Who is at risk for amyloidosis?

Dr. Kassi says that everyone should know the signs of the condition since it's crucial for people to get treated as soon as possible when it can be most effective and to prevent significant organ damage.

"There is a lot we do not understand about amyloidosis, but in general, the patient profile is male, over 60 years of age," Dr. Kassi says. "However, women can get the condition and may be more at risk for types caused by inflammation. The wild-type TTR amyloidosis is considered an age-related phenomenon, while younger patients are often affected when they have a genetic variant or mutation."

Amyloidosis does have a genetic component, and the hereditary form of the condition is more likely to strike in younger individuals. Black Americans and people of Irish descent are more at risk of carrying the genes for TTR amyloidosis — which can do significant damage to the heart. However, there are other populations, including Latinos, where the disease can go underrecognized.

"We definitely see patients in Houston with a specific gene mutation that impact this population," Dr. Kassi says.

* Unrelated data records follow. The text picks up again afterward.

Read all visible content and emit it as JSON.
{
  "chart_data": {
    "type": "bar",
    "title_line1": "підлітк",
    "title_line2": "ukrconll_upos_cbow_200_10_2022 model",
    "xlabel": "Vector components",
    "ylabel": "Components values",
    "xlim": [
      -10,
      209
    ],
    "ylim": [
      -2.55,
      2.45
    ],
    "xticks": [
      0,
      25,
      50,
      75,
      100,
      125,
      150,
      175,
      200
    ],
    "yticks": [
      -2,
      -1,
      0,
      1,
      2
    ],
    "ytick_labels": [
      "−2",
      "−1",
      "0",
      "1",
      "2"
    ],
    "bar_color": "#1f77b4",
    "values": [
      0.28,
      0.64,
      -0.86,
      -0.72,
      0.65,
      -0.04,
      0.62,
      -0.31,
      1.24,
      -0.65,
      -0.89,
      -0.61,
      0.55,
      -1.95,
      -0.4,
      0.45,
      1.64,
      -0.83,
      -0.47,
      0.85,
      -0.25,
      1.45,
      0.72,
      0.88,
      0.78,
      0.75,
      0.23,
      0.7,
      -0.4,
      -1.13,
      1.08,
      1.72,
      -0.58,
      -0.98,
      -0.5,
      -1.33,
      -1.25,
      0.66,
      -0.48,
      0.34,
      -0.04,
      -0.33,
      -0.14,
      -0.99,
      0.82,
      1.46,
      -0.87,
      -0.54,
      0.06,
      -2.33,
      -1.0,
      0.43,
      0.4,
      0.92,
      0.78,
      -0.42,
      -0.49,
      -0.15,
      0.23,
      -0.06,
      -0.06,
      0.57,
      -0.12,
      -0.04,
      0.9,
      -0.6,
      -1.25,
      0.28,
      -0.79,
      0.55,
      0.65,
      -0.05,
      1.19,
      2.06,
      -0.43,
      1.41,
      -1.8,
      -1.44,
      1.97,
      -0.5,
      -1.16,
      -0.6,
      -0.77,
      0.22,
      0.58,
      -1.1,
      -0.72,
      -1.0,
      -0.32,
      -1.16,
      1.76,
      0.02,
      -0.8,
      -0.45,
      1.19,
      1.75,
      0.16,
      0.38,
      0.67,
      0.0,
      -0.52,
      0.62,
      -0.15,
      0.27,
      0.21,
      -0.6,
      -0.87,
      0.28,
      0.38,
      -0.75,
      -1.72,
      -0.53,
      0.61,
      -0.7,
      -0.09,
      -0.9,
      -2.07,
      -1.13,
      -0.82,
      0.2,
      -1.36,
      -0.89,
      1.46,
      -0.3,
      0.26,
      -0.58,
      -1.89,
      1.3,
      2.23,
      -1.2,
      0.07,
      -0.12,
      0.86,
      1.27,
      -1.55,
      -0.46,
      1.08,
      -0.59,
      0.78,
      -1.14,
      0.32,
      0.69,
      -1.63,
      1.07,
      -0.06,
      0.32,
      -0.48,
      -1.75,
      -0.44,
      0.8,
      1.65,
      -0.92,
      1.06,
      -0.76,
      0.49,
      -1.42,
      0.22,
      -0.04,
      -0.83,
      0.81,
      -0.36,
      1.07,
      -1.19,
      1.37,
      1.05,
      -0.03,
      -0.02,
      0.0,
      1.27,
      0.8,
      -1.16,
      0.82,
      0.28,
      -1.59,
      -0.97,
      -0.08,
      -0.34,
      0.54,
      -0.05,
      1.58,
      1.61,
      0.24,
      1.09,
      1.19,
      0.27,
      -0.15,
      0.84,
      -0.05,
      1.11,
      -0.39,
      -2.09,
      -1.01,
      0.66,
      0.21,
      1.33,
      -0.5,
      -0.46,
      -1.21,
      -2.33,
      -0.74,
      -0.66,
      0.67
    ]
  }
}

If your family health history includes a lot of heart failure, heart transplants or kidney transplants, Dr. Kassi recommends talking to your primary care provider to understand your risk.

"Genetic testing is available and can help your care team monitor you for any signs the condition is developing and complete diagnostic testing as needed," Dr. Kassi says.

Concerned about symptoms? Ask your doctor

Certain types of amyloidosis can be diagnosed with noninvasive tests, such as blood tests and imaging. A bone marrow aspiration or biopsy of the affected organ may also be ordered to aid in diagnosis.

"We want to intervene as soon as possible," Dr. Kassi says. "Those being treated for heart failure and still experiencing shortness of breath, as well as pain in the wrists or lower back pain, should talk to their cardiologist about amyloidosis."